MILLBURN, NJ—The Township Committee on Tuesday awarded a $6,985,000 contract for the construction of a parking garage over the current Lot No.2 on Essex Street to Dobco, Inc.
French & Parrello Associates will test soil removed from the parking garage site and concrete and precast materials thanks to a $50,100 contract also approved by the committee.
Meanwhile, three attorneys from the Genova & Burns firm that is the lead litigator for the Joint Meeting of Union and Essex Counties and most of the public entities involved in the Passaic River cleanup litigation outlined the potential cost of the litigation.
Attorney Christopher Hartwyk estimated that, in addition to the original nine chemical company defendants in the case and about 375 public agencies and governmental bodies brought in as third-party defendants by the original defendants, the third-party defendants could bring in as many as 10,000 additional fourth-party defendants.
These could include the industries that may have contributed to pollution of the river within the borders of the governmental entities and manufacturers of materials that added to the pollution.
He said a cost estimate for just a two-square-mile area of the river already undergoing cleanup totals about $80 million. The lawsuit seeks to cover 17 square miles of the Passaic River basin.
According to Millburn Township Committeeman Thomas McDermott, Millburn holds about a 6 percent share of the Joint Meeting. Therefore, its exposure to the costs of the litigation would be equivalent to that share.
The New Jersey Department of Environmental Protection first sued Diamond Shamrock Corporation in 2005 because, it said, the company for years had been dumping untreated dioxin and other toxic materials into the Passaic River from a plant it operated on Lister Street in the Ironbound section of Newark.

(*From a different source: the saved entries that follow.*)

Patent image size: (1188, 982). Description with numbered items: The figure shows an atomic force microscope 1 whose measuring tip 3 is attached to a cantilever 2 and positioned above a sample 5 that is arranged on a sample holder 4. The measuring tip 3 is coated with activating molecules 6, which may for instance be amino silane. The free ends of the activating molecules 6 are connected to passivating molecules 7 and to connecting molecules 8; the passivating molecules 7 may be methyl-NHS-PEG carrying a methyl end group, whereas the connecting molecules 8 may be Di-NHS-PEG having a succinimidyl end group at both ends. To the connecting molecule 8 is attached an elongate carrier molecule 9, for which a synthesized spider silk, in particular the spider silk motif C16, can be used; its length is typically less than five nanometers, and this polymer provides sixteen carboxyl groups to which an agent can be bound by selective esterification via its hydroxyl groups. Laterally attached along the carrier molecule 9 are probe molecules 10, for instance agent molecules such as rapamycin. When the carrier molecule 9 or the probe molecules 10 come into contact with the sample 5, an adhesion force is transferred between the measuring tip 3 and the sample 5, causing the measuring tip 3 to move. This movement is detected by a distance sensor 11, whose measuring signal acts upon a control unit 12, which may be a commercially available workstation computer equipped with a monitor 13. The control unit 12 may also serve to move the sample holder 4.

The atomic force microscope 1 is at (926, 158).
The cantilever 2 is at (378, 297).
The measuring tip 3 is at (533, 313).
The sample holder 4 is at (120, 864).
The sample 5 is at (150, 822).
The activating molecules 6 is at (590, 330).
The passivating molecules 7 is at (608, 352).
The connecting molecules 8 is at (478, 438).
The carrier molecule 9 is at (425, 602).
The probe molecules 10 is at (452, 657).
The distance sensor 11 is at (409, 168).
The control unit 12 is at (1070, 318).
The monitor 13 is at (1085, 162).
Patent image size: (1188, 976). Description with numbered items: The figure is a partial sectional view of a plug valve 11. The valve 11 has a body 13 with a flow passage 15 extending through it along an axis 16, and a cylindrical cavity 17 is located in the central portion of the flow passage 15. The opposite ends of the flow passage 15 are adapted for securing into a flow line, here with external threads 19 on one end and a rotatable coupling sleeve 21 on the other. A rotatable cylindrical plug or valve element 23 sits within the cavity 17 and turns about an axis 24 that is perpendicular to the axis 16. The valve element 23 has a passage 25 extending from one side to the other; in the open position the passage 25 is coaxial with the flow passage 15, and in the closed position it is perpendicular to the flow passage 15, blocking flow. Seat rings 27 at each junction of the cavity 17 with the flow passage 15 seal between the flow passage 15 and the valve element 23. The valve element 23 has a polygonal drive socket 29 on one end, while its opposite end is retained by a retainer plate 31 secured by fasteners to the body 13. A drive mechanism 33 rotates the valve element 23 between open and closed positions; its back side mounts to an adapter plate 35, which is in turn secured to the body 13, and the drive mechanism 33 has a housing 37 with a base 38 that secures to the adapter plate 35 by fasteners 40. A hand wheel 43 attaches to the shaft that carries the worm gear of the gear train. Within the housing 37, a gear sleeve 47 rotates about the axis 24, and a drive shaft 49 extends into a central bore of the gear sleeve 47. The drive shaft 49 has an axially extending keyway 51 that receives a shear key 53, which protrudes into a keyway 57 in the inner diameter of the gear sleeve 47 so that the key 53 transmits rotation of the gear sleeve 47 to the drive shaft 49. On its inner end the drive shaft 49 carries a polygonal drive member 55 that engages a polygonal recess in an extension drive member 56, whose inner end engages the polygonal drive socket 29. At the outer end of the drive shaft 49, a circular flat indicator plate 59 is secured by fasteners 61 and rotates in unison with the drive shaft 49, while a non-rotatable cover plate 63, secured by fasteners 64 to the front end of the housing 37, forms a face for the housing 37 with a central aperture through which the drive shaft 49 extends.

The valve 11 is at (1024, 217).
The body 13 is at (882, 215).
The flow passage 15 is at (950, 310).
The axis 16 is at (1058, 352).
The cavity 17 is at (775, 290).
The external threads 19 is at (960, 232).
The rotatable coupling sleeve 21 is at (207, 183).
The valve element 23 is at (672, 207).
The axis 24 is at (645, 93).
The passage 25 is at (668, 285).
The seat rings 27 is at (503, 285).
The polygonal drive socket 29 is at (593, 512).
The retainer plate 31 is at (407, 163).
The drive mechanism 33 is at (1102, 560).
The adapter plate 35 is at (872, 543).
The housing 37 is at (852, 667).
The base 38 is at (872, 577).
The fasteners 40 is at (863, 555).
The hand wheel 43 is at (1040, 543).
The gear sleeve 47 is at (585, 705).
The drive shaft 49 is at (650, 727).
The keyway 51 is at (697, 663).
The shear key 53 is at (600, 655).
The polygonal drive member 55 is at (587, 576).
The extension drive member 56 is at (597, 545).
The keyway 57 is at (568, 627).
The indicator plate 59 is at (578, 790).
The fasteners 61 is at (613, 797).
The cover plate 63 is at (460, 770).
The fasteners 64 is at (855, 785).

Tierra Solutions and Maxus Energy Corp., two of the successor firms at the Lister Street site, who were named in the original suit, in 2009 turned around and sued a number of public entities, including the Joint Meeting and its member communities, including Millburn.
Tierra and Maxus claim that the third-party defendants had, in fact, allowed or participated in the pollution of the Passaic River for about 30 years prior to the alleged pollution of the river from the Lister Street plant.
The Genova attorneys said Tuesday that the special master appointed by the New Jersey Superior Court judge hearing the case has set a number of deadlines for all sides to present materials as part of discovery in the case.
According to Hartwick, the non-computerized records requested from the Joint Meeting and its member communities could amount to about three to five million pages of information.
To present these records efficiently, Hartwick said, digitalization probably will be necessary and the cost of that process alone to the third-party defendants could amount to $800,000 to $2.4 million.
He added the third-party defendants hope to meet the court’s discovery demands with a “rolling obligation,” meaning they will not have to complete each discovery phase precisely at each deadline provided they can prove they are continuing with the discovery process.
That process is expected to continue at least until the end of this year, and the third-party defendants probably will ask for an extension on that deadline, Hartwick noted.
While meeting the discovery parameters, the attorney pointed out, the third-party defendants will be appealing the court’s earlier ruling that they should not be dismissed from the case.
The Joint Meeting and other sewage authorities that are third-party defendants, along with their members, feel the action should be dismissed, first, of all, because, as governmental bodies, they should be immune from such suits, and secondly, sewage and sewage sludge are specifically exempted from the Spill Act under which the lawsuit first was instituted.
In addition to the appeal, Hartwick said, the governmental entities will be pressing for new state legislation to strengthen their exemption from the Spill Act.
Millburn Township Attorney Christopher H. Falcon said the governmental entities have been contributing to the cleanup of the Passaic River by treating wastewater before it enters the river rather than contributing to the pollution.
He noted a recent related case during which testimony cited the fact that “Diamond Shamrock continuously discharged Dioxin into the Passaic River and even instructed employees to chop up the discharges so they could not be detected by passing boats. Its employees were exposed to these dangers and the company refused to modify its procedures.”
Falcon added, “The materials Diamond Shamrock discharged into the river were like black oil and the treated wastewater the sewage authorities discharged into the river was, by comparison, clear water. A person could die from drinking the black oil discharged by Diamond Shamrock, but most likely would not die from the water discharged by the sewage authorities.”
In another official action at Tuesday’s meeting, the Millburn governing body adopted an ordinance appropriating $740,000 for the acquisition of a building and land at 425 Essex Street owned by the Coppola Family Partnership.
The Coppola property currently houses a medical building. It is located east of the township law enforcement and court facilities. When the acquisition ordinance was introduced last month Deputy Mayor Robert J. Tillotson said a driveway at the rear of the property provides access for emergency vehicles from the police and fire departments to Old Short Hills Road.
He added the township would honor a lease with the current tenant of the building through 2014.
However, the township is considering merging its municipal court with that of Livingston and the new acquisition could possibly fit into plans having to do with that merger.